The crisis of masculinity is often described as a behavioral or social problem, but beneath the surface lies a psychological one. As Alfred Adler suggested, superiority often hides feelings of inferiority. The exaggerated swagger of hyper-masculinity, whether on the field, in politics, or in online spaces, frequently masks insecurity. For many white men, that insecurity has been intensified by cultural and economic change. Once secure in the privileges of unquestioned dominance, they now face a world where Black men, women, and immigrants increasingly occupy spaces of power and visibility. Much of what passes for confidence in male culture, particularly in white male politics, conceals fear: fear of irrelevance, of vulnerability, of losing ground. The MAGA movement exploits this anxiety, promising a return to “traditional” male authority.
The question is whether these behaviors are too deeply embedded to change. History shows how entrenched they are. From the playground to the locker room, boys are taught that masculinity means toughness, dominance, and conquest. Sports glorify these ideals. Religion, peer groups, and media reinforce them. And because American masculinity has always been racialized, white male identity has consistently been built in opposition to Black masculinity—whether in Reconstruction politics, early 20th-century boxing, or the integration of professional sports. These codes are not simply personal habits; they are social structures reproduced across generations.
Yet history also demonstrates that change is possible. Behaviors once thought immutable have shifted under pressure. The integration of professional sports, once unimaginable, is now celebrated. The military, once a bastion of exclusion, has adapted codes around race and gender. Although these norms are now under attack. Even within sports, where aggression is central, values of teamwork, mutual reliance, and discipline coexist alongside competition. Younger generations of men, though not immune to radicalization, are experimenting with new models of masculinity that prize vulnerability, empathy, and collaboration. These examples show that masculinity is not destiny; it is habit—and habits can be broken.
If the arenas of sport, politics, and culture have long been stages for male rivalry, they might also serve as laboratories for change. Coaches and educators can emphasize cooperation and respect as much as toughness and victory. Schools and universities, often sites of masculine conflict, can be reshaped into spaces where boys and men learn that dignity does not require domination. At the cultural level, public figures and institutions must counteract narratives that define masculinity through opposition to women or Black men.
The political challenge is even greater. Movements like MAGA thrive on the cycle Adler identified: they stoke inferiority and then offer false superiority as the cure. Breaking this cycle requires a counter-narrative—one that validates male struggles without scapegoating, and one that reframes strength as responsibility rather than control.

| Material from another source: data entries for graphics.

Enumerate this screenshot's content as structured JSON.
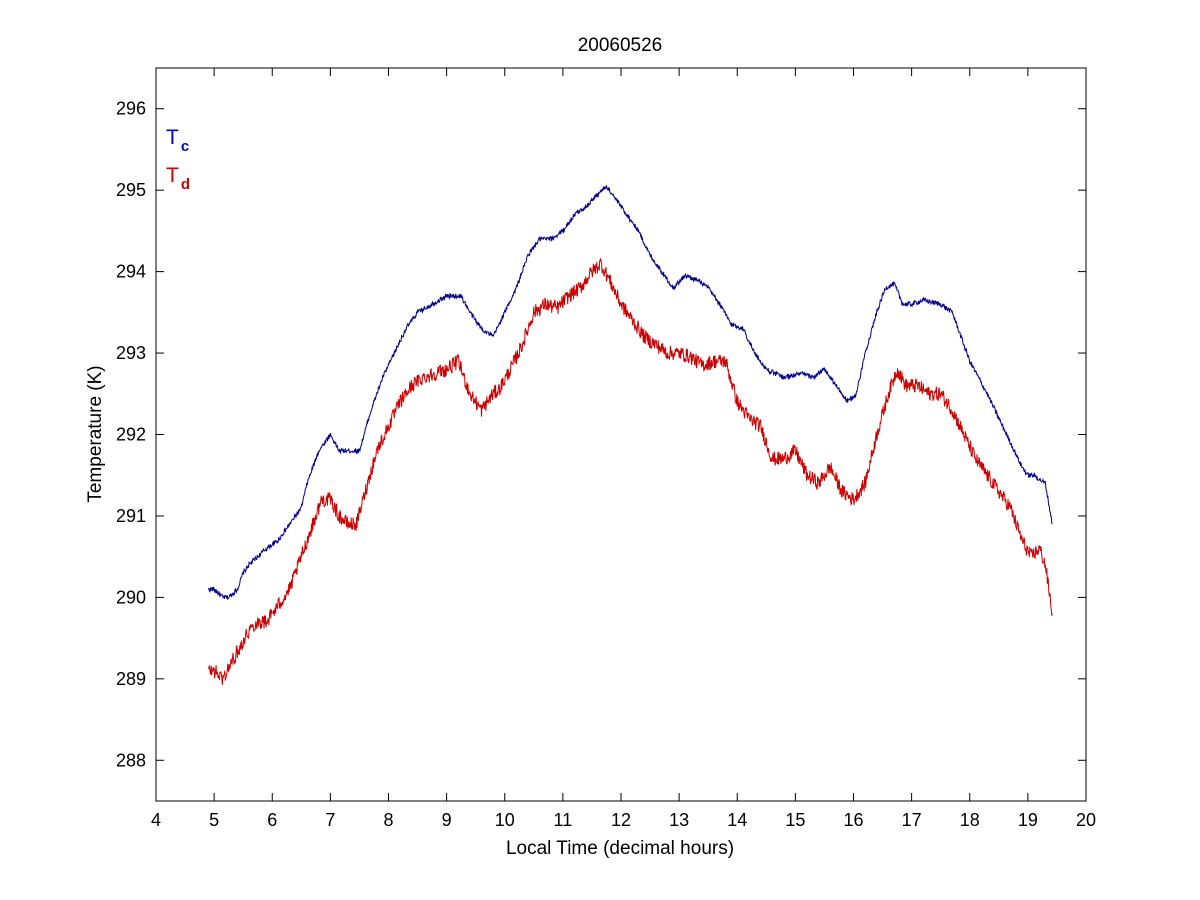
{
  "chart_data": {
    "type": "line",
    "title": "20060526",
    "xlabel": "Local Time (decimal hours)",
    "ylabel": "Temperature (K)",
    "xlim": [
      4,
      20
    ],
    "ylim": [
      287.5,
      296.5
    ],
    "xticks": [
      4,
      5,
      6,
      7,
      8,
      9,
      10,
      11,
      12,
      13,
      14,
      15,
      16,
      17,
      18,
      19,
      20
    ],
    "yticks": [
      288,
      289,
      290,
      291,
      292,
      293,
      294,
      295,
      296
    ],
    "grid": false,
    "legend": {
      "placement": "top-left",
      "entries": [
        {
          "main": "T",
          "sub": "c",
          "color": "#0000cc"
        },
        {
          "main": "T",
          "sub": "d",
          "color": "#cc0000"
        }
      ]
    },
    "series": [
      {
        "color": "#00008b",
        "noise": 0.03,
        "x": [
          4.9,
          5.0,
          5.15,
          5.25,
          5.4,
          5.5,
          5.6,
          5.75,
          5.9,
          6.1,
          6.3,
          6.5,
          6.6,
          6.8,
          7.0,
          7.15,
          7.3,
          7.5,
          7.7,
          7.9,
          8.1,
          8.3,
          8.5,
          8.75,
          9.0,
          9.25,
          9.4,
          9.6,
          9.8,
          10.0,
          10.2,
          10.4,
          10.6,
          10.8,
          11.0,
          11.2,
          11.4,
          11.6,
          11.75,
          11.9,
          12.1,
          12.3,
          12.5,
          12.7,
          12.9,
          13.1,
          13.3,
          13.5,
          13.7,
          13.9,
          14.1,
          14.3,
          14.5,
          14.8,
          15.1,
          15.3,
          15.5,
          15.7,
          15.9,
          16.05,
          16.2,
          16.4,
          16.55,
          16.7,
          16.85,
          17.0,
          17.2,
          17.5,
          17.7,
          17.85,
          18.0,
          18.3,
          18.5,
          18.7,
          18.9,
          19.0,
          19.1,
          19.3,
          19.42
        ],
        "y": [
          290.1,
          290.1,
          290.0,
          290.0,
          290.1,
          290.3,
          290.4,
          290.5,
          290.6,
          290.7,
          290.9,
          291.1,
          291.4,
          291.8,
          292.0,
          291.8,
          291.8,
          291.8,
          292.3,
          292.7,
          293.0,
          293.3,
          293.5,
          293.6,
          293.7,
          293.7,
          293.5,
          293.3,
          293.2,
          293.5,
          293.8,
          294.2,
          294.4,
          294.4,
          294.5,
          294.7,
          294.8,
          294.95,
          295.05,
          294.9,
          294.7,
          294.5,
          294.2,
          294.0,
          293.8,
          293.95,
          293.9,
          293.8,
          293.6,
          293.35,
          293.3,
          293.0,
          292.8,
          292.7,
          292.75,
          292.7,
          292.8,
          292.6,
          292.4,
          292.5,
          293.0,
          293.5,
          293.8,
          293.85,
          293.6,
          293.6,
          293.65,
          293.6,
          293.5,
          293.2,
          292.9,
          292.5,
          292.2,
          291.9,
          291.6,
          291.5,
          291.5,
          291.4,
          290.9
        ]
      },
      {
        "color": "#cc0000",
        "noise": 0.09,
        "x": [
          4.9,
          5.0,
          5.15,
          5.3,
          5.45,
          5.6,
          5.75,
          5.9,
          6.1,
          6.3,
          6.5,
          6.7,
          6.85,
          7.0,
          7.15,
          7.3,
          7.45,
          7.6,
          7.8,
          8.0,
          8.2,
          8.4,
          8.6,
          8.8,
          9.0,
          9.2,
          9.4,
          9.6,
          9.8,
          9.9,
          10.1,
          10.3,
          10.5,
          10.7,
          10.9,
          11.1,
          11.3,
          11.5,
          11.65,
          11.8,
          12.0,
          12.2,
          12.4,
          12.6,
          12.8,
          13.0,
          13.2,
          13.4,
          13.6,
          13.8,
          14.0,
          14.2,
          14.4,
          14.6,
          14.8,
          15.0,
          15.2,
          15.4,
          15.6,
          15.8,
          16.0,
          16.2,
          16.4,
          16.6,
          16.75,
          16.9,
          17.1,
          17.3,
          17.5,
          17.7,
          17.9,
          18.1,
          18.3,
          18.5,
          18.7,
          18.9,
          19.05,
          19.2,
          19.3,
          19.42
        ],
        "y": [
          289.1,
          289.1,
          289.0,
          289.2,
          289.4,
          289.6,
          289.7,
          289.7,
          289.9,
          290.1,
          290.5,
          290.9,
          291.2,
          291.2,
          291.0,
          290.9,
          290.9,
          291.3,
          291.8,
          292.1,
          292.4,
          292.6,
          292.7,
          292.75,
          292.8,
          292.9,
          292.5,
          292.3,
          292.5,
          292.55,
          292.8,
          293.1,
          293.5,
          293.6,
          293.55,
          293.7,
          293.8,
          294.0,
          294.1,
          293.9,
          293.6,
          293.4,
          293.2,
          293.1,
          293.0,
          293.0,
          292.95,
          292.85,
          292.9,
          292.9,
          292.4,
          292.2,
          292.1,
          291.7,
          291.7,
          291.8,
          291.5,
          291.4,
          291.6,
          291.3,
          291.2,
          291.4,
          292.0,
          292.5,
          292.8,
          292.6,
          292.6,
          292.5,
          292.5,
          292.3,
          292.0,
          291.7,
          291.5,
          291.3,
          291.1,
          290.7,
          290.5,
          290.6,
          290.4,
          289.8
        ]
      }
    ]
  }
}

The drama of masculinity has always been staged in visible arenas—stadiums, schools, workplaces, media. But its resolution lies in less visible psychological and cultural transformations. If superiority is only a mask for fear, then exposing the insecurity beneath it is the first step toward change. Masculinity does not need to be abandoned, but it must be reimagined—as wholeness rather than dominance, as solidarity rather than rivalry, as empathy rather than fear. Whether such a transformation is possible remains uncertain. But history shows that even entrenched codes can shift, and that possibility is the ground on which a more just and sustainable future must be built.